Monday 29 August 2011

Centuries Apart



 
 
 
This summer, one of the places I went to in Belgium was Brugge, an ancient small town encircled by an equally ancient canal. The town consists of many rows of traditional, small and well-kept terrace houses and at least 5 big churches that look more like cathedrals. They stand proudly almost alongside each other, that makes you question their justification to be in a sparsely populated small town.


The magnificent and ornate churches tell a story of how important religious belief must have been for people in Brugge for centuries, in particular their faith in the divinity of Mary, the mother of Jesus. People’s everyday living and habits must have been organised around church rituals, their values and attitudes must have been derived from and nothing else, the belief of original sin, the salvation, the eternal life, the promise of a heaven and the condemnation of hell.


 The linguistic understanding of the opposition of heaven and hell, God and Satan, good and evil, has been expressed in the geometrical layout of the town, the tidiness of the place, the regularity of life, they together form the ordination of an ultimate standard that stays still in time and is believed to be the eternal value. Therefore, nothing seems to have changed or is intending to change.



  The unchangeness that has preserved the whole town and the routine life of its people is the very thing that attracts visitors. However, what other choices this small town can offer to visitors after they have viewed all the churches, walked through every ally way, tasted the two signature choice of food - mussels and waffles? No wonder, by 6pm, it would magically turn into a ghost town that you could be the only soul walking down the empty ally ways, that the echoes of your own footsteps would induce thought of either going to the square for something to eat or heading back to the lonely hotel room. Either way, you are just repeating picking from the same 2 choices that you had the day before…..
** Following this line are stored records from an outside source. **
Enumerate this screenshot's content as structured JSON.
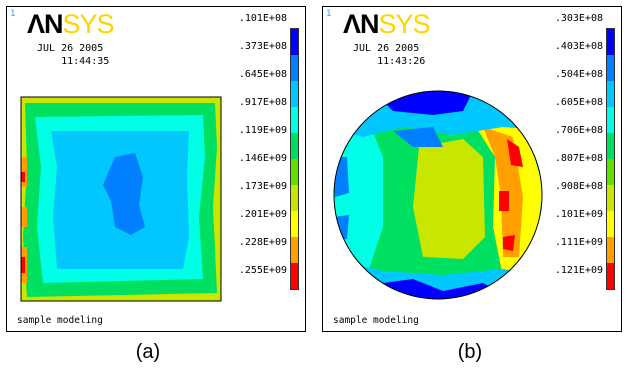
{
  "panels": [
    {
      "logo": {
        "an": "ΛN",
        "sys": "SYS"
      },
      "frame_number": "1",
      "date": "JUL 26 2005",
      "time": "11:44:35",
      "legend_labels": [
        ".101E+08",
        ".373E+08",
        ".645E+08",
        ".917E+08",
        ".119E+09",
        ".146E+09",
        ".173E+09",
        ".201E+09",
        ".228E+09",
        ".255E+09"
      ],
      "footer": "sample modeling",
      "caption": "(a)"
    },
    {
      "logo": {
        "an": "ΛN",
        "sys": "SYS"
      },
      "frame_number": "1",
      "date": "JUL 26 2005",
      "time": "11:43:26",
      "legend_labels": [
        ".303E+08",
        ".403E+08",
        ".504E+08",
        ".605E+08",
        ".706E+08",
        ".807E+08",
        ".908E+08",
        ".101E+09",
        ".111E+09",
        ".121E+09"
      ],
      "footer": "sample modeling",
      "caption": "(b)"
    }
  ],
  "colors": {
    "contour_scale": [
      "#0000ff",
      "#0080ff",
      "#00c8ff",
      "#00ffe6",
      "#00e060",
      "#60e000",
      "#c8e600",
      "#ffff00",
      "#ffa000",
      "#ff0000"
    ],
    "frame_number": "#22aaff",
    "logo_sys": "#ffd400"
  }
}
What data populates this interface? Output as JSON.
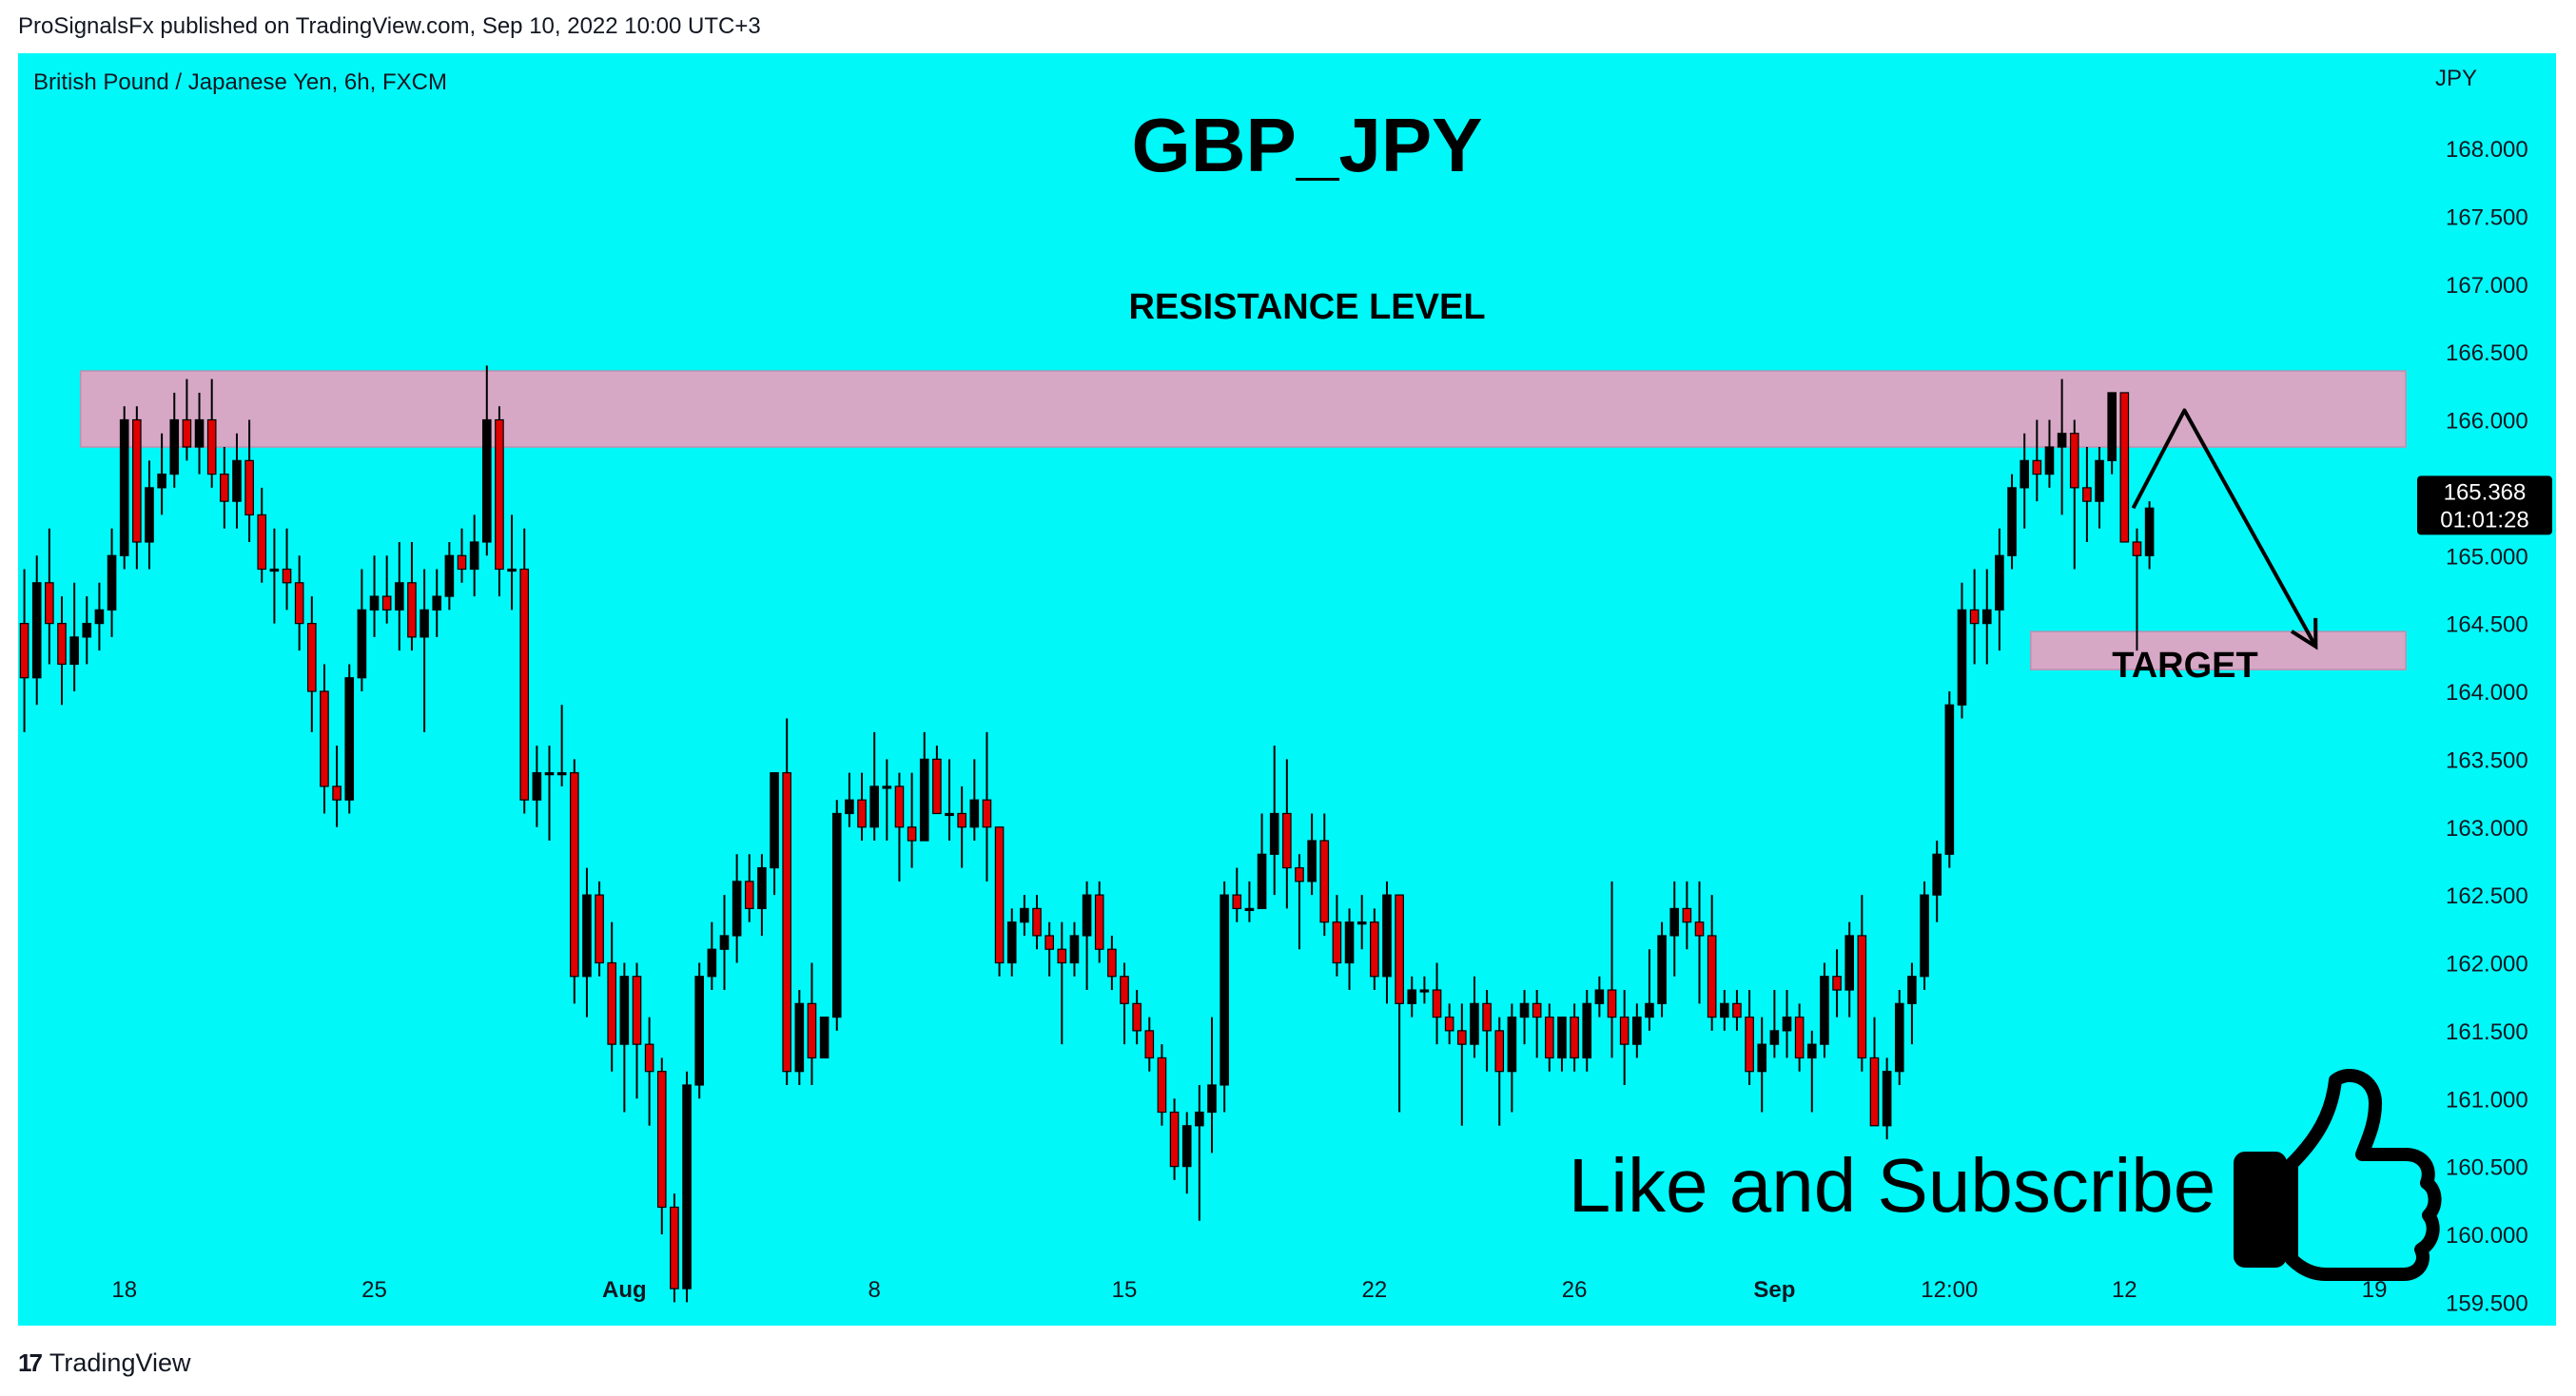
{
  "header": {
    "published_by": "ProSignalsFx published on TradingView.com, Sep 10, 2022 10:00 UTC+3"
  },
  "footer": {
    "brand": "TradingView",
    "logo_mark": "17"
  },
  "chart_data": {
    "type": "candlestick",
    "symbol_line": "British Pound / Japanese Yen, 6h, FXCM",
    "title": "GBP_JPY",
    "currency": "JPY",
    "ylim": [
      159.3,
      168.4
    ],
    "y_ticks": [
      "168.000",
      "167.500",
      "167.000",
      "166.500",
      "166.000",
      "165.500",
      "165.000",
      "164.500",
      "164.000",
      "163.500",
      "163.000",
      "162.500",
      "162.000",
      "161.500",
      "161.000",
      "160.500",
      "160.000",
      "159.500"
    ],
    "x_ticks": [
      {
        "label": "18",
        "i": 8,
        "bold": false
      },
      {
        "label": "25",
        "i": 28,
        "bold": false
      },
      {
        "label": "Aug",
        "i": 48,
        "bold": true
      },
      {
        "label": "8",
        "i": 68,
        "bold": false
      },
      {
        "label": "15",
        "i": 88,
        "bold": false
      },
      {
        "label": "22",
        "i": 108,
        "bold": false
      },
      {
        "label": "26",
        "i": 124,
        "bold": false
      },
      {
        "label": "Sep",
        "i": 140,
        "bold": true
      },
      {
        "label": "12:00",
        "i": 154,
        "bold": false
      },
      {
        "label": "12",
        "i": 168,
        "bold": false
      },
      {
        "label": "19",
        "i": 188,
        "bold": false
      }
    ],
    "x_slots": 191,
    "price_label": {
      "value": "165.368",
      "countdown": "01:01:28",
      "price": 165.37
    },
    "zones": [
      {
        "name": "resistance",
        "label": "RESISTANCE LEVEL",
        "top": 166.36,
        "bottom": 165.8,
        "i_from": 5,
        "i_to": 191
      },
      {
        "name": "target",
        "label": "TARGET",
        "top": 164.44,
        "bottom": 164.16,
        "i_from": 161,
        "i_to": 191
      }
    ],
    "projection": [
      [
        169.2,
        165.35
      ],
      [
        173.3,
        166.07
      ],
      [
        183.8,
        164.33
      ]
    ],
    "annotation": "Like and Subscribe",
    "colors": {
      "up": "#000000",
      "down": "#e00000",
      "background": "#00f8f8",
      "zone": "#d6a8c6",
      "price_label": "#000000"
    },
    "candles": [
      [
        164.5,
        164.9,
        163.7,
        164.1
      ],
      [
        164.1,
        165.0,
        163.9,
        164.8
      ],
      [
        164.8,
        165.2,
        164.2,
        164.5
      ],
      [
        164.5,
        164.7,
        163.9,
        164.2
      ],
      [
        164.2,
        164.8,
        164.0,
        164.4
      ],
      [
        164.4,
        164.7,
        164.2,
        164.5
      ],
      [
        164.5,
        164.8,
        164.3,
        164.6
      ],
      [
        164.6,
        165.2,
        164.4,
        165.0
      ],
      [
        165.0,
        166.1,
        164.9,
        166.0
      ],
      [
        166.0,
        166.1,
        164.9,
        165.1
      ],
      [
        165.1,
        165.7,
        164.9,
        165.5
      ],
      [
        165.5,
        165.9,
        165.3,
        165.6
      ],
      [
        165.6,
        166.2,
        165.5,
        166.0
      ],
      [
        166.0,
        166.3,
        165.7,
        165.8
      ],
      [
        165.8,
        166.2,
        165.6,
        166.0
      ],
      [
        166.0,
        166.3,
        165.5,
        165.6
      ],
      [
        165.6,
        165.8,
        165.2,
        165.4
      ],
      [
        165.4,
        165.9,
        165.2,
        165.7
      ],
      [
        165.7,
        166.0,
        165.1,
        165.3
      ],
      [
        165.3,
        165.5,
        164.8,
        164.9
      ],
      [
        164.9,
        165.2,
        164.5,
        164.9
      ],
      [
        164.9,
        165.2,
        164.6,
        164.8
      ],
      [
        164.8,
        165.0,
        164.3,
        164.5
      ],
      [
        164.5,
        164.7,
        163.7,
        164.0
      ],
      [
        164.0,
        164.2,
        163.1,
        163.3
      ],
      [
        163.3,
        163.6,
        163.0,
        163.2
      ],
      [
        163.2,
        164.2,
        163.1,
        164.1
      ],
      [
        164.1,
        164.9,
        164.0,
        164.6
      ],
      [
        164.6,
        165.0,
        164.4,
        164.7
      ],
      [
        164.7,
        165.0,
        164.5,
        164.6
      ],
      [
        164.6,
        165.1,
        164.3,
        164.8
      ],
      [
        164.8,
        165.1,
        164.3,
        164.4
      ],
      [
        164.4,
        164.9,
        163.7,
        164.6
      ],
      [
        164.6,
        164.9,
        164.4,
        164.7
      ],
      [
        164.7,
        165.1,
        164.6,
        165.0
      ],
      [
        165.0,
        165.2,
        164.8,
        164.9
      ],
      [
        164.9,
        165.3,
        164.7,
        165.1
      ],
      [
        165.1,
        166.4,
        165.0,
        166.0
      ],
      [
        166.0,
        166.1,
        164.7,
        164.9
      ],
      [
        164.9,
        165.3,
        164.6,
        164.9
      ],
      [
        164.9,
        165.2,
        163.1,
        163.2
      ],
      [
        163.2,
        163.6,
        163.0,
        163.4
      ],
      [
        163.4,
        163.6,
        162.9,
        163.4
      ],
      [
        163.4,
        163.9,
        163.3,
        163.4
      ],
      [
        163.4,
        163.5,
        161.7,
        161.9
      ],
      [
        161.9,
        162.7,
        161.6,
        162.5
      ],
      [
        162.5,
        162.6,
        161.9,
        162.0
      ],
      [
        162.0,
        162.3,
        161.2,
        161.4
      ],
      [
        161.4,
        162.0,
        160.9,
        161.9
      ],
      [
        161.9,
        162.0,
        161.0,
        161.4
      ],
      [
        161.4,
        161.6,
        160.8,
        161.2
      ],
      [
        161.2,
        161.3,
        160.0,
        160.2
      ],
      [
        160.2,
        160.3,
        159.5,
        159.6
      ],
      [
        159.6,
        161.2,
        159.5,
        161.1
      ],
      [
        161.1,
        162.0,
        161.0,
        161.9
      ],
      [
        161.9,
        162.3,
        161.8,
        162.1
      ],
      [
        162.1,
        162.5,
        161.8,
        162.2
      ],
      [
        162.2,
        162.8,
        162.0,
        162.6
      ],
      [
        162.6,
        162.8,
        162.3,
        162.4
      ],
      [
        162.4,
        162.8,
        162.2,
        162.7
      ],
      [
        162.7,
        163.4,
        162.5,
        163.4
      ],
      [
        163.4,
        163.8,
        161.1,
        161.2
      ],
      [
        161.2,
        161.8,
        161.1,
        161.7
      ],
      [
        161.7,
        162.0,
        161.1,
        161.3
      ],
      [
        161.3,
        161.6,
        161.3,
        161.6
      ],
      [
        161.6,
        163.2,
        161.5,
        163.1
      ],
      [
        163.1,
        163.4,
        163.0,
        163.2
      ],
      [
        163.2,
        163.4,
        162.9,
        163.0
      ],
      [
        163.0,
        163.7,
        162.9,
        163.3
      ],
      [
        163.3,
        163.5,
        162.9,
        163.3
      ],
      [
        163.3,
        163.4,
        162.6,
        163.0
      ],
      [
        163.0,
        163.4,
        162.7,
        162.9
      ],
      [
        162.9,
        163.7,
        162.9,
        163.5
      ],
      [
        163.5,
        163.6,
        163.1,
        163.1
      ],
      [
        163.1,
        163.5,
        162.9,
        163.1
      ],
      [
        163.1,
        163.3,
        162.7,
        163.0
      ],
      [
        163.0,
        163.5,
        162.9,
        163.2
      ],
      [
        163.2,
        163.7,
        162.6,
        163.0
      ],
      [
        163.0,
        163.0,
        161.9,
        162.0
      ],
      [
        162.0,
        162.4,
        161.9,
        162.3
      ],
      [
        162.3,
        162.5,
        162.2,
        162.4
      ],
      [
        162.4,
        162.5,
        162.1,
        162.2
      ],
      [
        162.2,
        162.3,
        161.9,
        162.1
      ],
      [
        162.1,
        162.3,
        161.4,
        162.0
      ],
      [
        162.0,
        162.3,
        161.9,
        162.2
      ],
      [
        162.2,
        162.6,
        161.8,
        162.5
      ],
      [
        162.5,
        162.6,
        162.0,
        162.1
      ],
      [
        162.1,
        162.2,
        161.8,
        161.9
      ],
      [
        161.9,
        162.0,
        161.4,
        161.7
      ],
      [
        161.7,
        161.8,
        161.4,
        161.5
      ],
      [
        161.5,
        161.6,
        161.2,
        161.3
      ],
      [
        161.3,
        161.4,
        160.8,
        160.9
      ],
      [
        160.9,
        161.0,
        160.4,
        160.5
      ],
      [
        160.5,
        160.9,
        160.3,
        160.8
      ],
      [
        160.8,
        161.1,
        160.1,
        160.9
      ],
      [
        160.9,
        161.6,
        160.6,
        161.1
      ],
      [
        161.1,
        162.6,
        160.9,
        162.5
      ],
      [
        162.5,
        162.7,
        162.3,
        162.4
      ],
      [
        162.4,
        162.6,
        162.3,
        162.4
      ],
      [
        162.4,
        163.1,
        162.4,
        162.8
      ],
      [
        162.8,
        163.6,
        162.5,
        163.1
      ],
      [
        163.1,
        163.5,
        162.4,
        162.7
      ],
      [
        162.7,
        162.8,
        162.1,
        162.6
      ],
      [
        162.6,
        163.1,
        162.5,
        162.9
      ],
      [
        162.9,
        163.1,
        162.2,
        162.3
      ],
      [
        162.3,
        162.5,
        161.9,
        162.0
      ],
      [
        162.0,
        162.4,
        161.8,
        162.3
      ],
      [
        162.3,
        162.5,
        162.1,
        162.3
      ],
      [
        162.3,
        162.4,
        161.8,
        161.9
      ],
      [
        161.9,
        162.6,
        161.7,
        162.5
      ],
      [
        162.5,
        162.5,
        160.9,
        161.7
      ],
      [
        161.7,
        161.9,
        161.6,
        161.8
      ],
      [
        161.8,
        161.9,
        161.7,
        161.8
      ],
      [
        161.8,
        162.0,
        161.4,
        161.6
      ],
      [
        161.6,
        161.7,
        161.4,
        161.5
      ],
      [
        161.5,
        161.7,
        160.8,
        161.4
      ],
      [
        161.4,
        161.9,
        161.3,
        161.7
      ],
      [
        161.7,
        161.8,
        161.2,
        161.5
      ],
      [
        161.5,
        161.6,
        160.8,
        161.2
      ],
      [
        161.2,
        161.7,
        160.9,
        161.6
      ],
      [
        161.6,
        161.8,
        161.4,
        161.7
      ],
      [
        161.7,
        161.8,
        161.3,
        161.6
      ],
      [
        161.6,
        161.7,
        161.2,
        161.3
      ],
      [
        161.3,
        161.6,
        161.2,
        161.6
      ],
      [
        161.6,
        161.7,
        161.2,
        161.3
      ],
      [
        161.3,
        161.8,
        161.2,
        161.7
      ],
      [
        161.7,
        161.9,
        161.6,
        161.8
      ],
      [
        161.8,
        162.6,
        161.3,
        161.6
      ],
      [
        161.6,
        161.8,
        161.1,
        161.4
      ],
      [
        161.4,
        161.7,
        161.3,
        161.6
      ],
      [
        161.6,
        162.1,
        161.5,
        161.7
      ],
      [
        161.7,
        162.3,
        161.6,
        162.2
      ],
      [
        162.2,
        162.6,
        161.9,
        162.4
      ],
      [
        162.4,
        162.6,
        162.1,
        162.3
      ],
      [
        162.3,
        162.6,
        161.7,
        162.2
      ],
      [
        162.2,
        162.5,
        161.5,
        161.6
      ],
      [
        161.6,
        161.8,
        161.5,
        161.7
      ],
      [
        161.7,
        161.8,
        161.5,
        161.6
      ],
      [
        161.6,
        161.8,
        161.1,
        161.2
      ],
      [
        161.2,
        161.6,
        160.9,
        161.4
      ],
      [
        161.4,
        161.8,
        161.3,
        161.5
      ],
      [
        161.5,
        161.8,
        161.3,
        161.6
      ],
      [
        161.6,
        161.7,
        161.2,
        161.3
      ],
      [
        161.3,
        161.5,
        160.9,
        161.4
      ],
      [
        161.4,
        162.0,
        161.3,
        161.9
      ],
      [
        161.9,
        162.1,
        161.6,
        161.8
      ],
      [
        161.8,
        162.3,
        161.6,
        162.2
      ],
      [
        162.2,
        162.5,
        161.2,
        161.3
      ],
      [
        161.3,
        161.6,
        160.8,
        160.8
      ],
      [
        160.8,
        161.3,
        160.7,
        161.2
      ],
      [
        161.2,
        161.8,
        161.1,
        161.7
      ],
      [
        161.7,
        162.0,
        161.4,
        161.9
      ],
      [
        161.9,
        162.6,
        161.8,
        162.5
      ],
      [
        162.5,
        162.9,
        162.3,
        162.8
      ],
      [
        162.8,
        164.0,
        162.7,
        163.9
      ],
      [
        163.9,
        164.8,
        163.8,
        164.6
      ],
      [
        164.6,
        164.9,
        164.2,
        164.5
      ],
      [
        164.5,
        164.9,
        164.2,
        164.6
      ],
      [
        164.6,
        165.2,
        164.3,
        165.0
      ],
      [
        165.0,
        165.6,
        164.9,
        165.5
      ],
      [
        165.5,
        165.9,
        165.2,
        165.7
      ],
      [
        165.7,
        166.0,
        165.4,
        165.6
      ],
      [
        165.6,
        166.0,
        165.5,
        165.8
      ],
      [
        165.8,
        166.3,
        165.3,
        165.9
      ],
      [
        165.9,
        166.0,
        164.9,
        165.5
      ],
      [
        165.5,
        165.8,
        165.1,
        165.4
      ],
      [
        165.4,
        165.8,
        165.2,
        165.7
      ],
      [
        165.7,
        166.2,
        165.6,
        166.2
      ],
      [
        166.2,
        166.2,
        165.1,
        165.1
      ],
      [
        165.1,
        165.2,
        164.3,
        165.0
      ],
      [
        165.0,
        165.4,
        164.9,
        165.35
      ]
    ]
  },
  "colors": {
    "panel": "#00f8f8",
    "text": "#131722"
  }
}
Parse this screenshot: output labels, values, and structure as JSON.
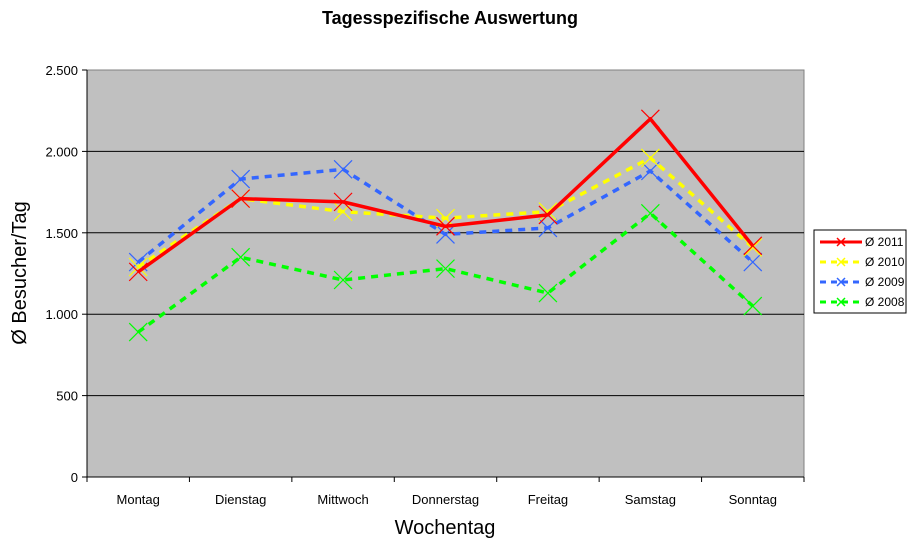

Four days later, I was in another part of the world, in a city where its philosophy differs from that of Brugge, I would say it is a philosophy of no absolutes, and therefore there isn’t a universal standard to go by. In this city, people perpetually live at the intersection between the traditional values and the global values that are currently experienced by them. In this grey area of the intersection, things are unceasingly shifting and changing, which gives rise to the rapidly changing cityscapes and the fleeting life style of multiple possibilities. As a result, what was there yesterday, its trace cannot be found today, and what seems to be here now will no longer be tomorrow. No wonder I felt like a stranger in this city, in a place where I was born and grew up in. This is Hong Kong.

From Brugge to Hong Kong, a space of four days, I strode across centuries.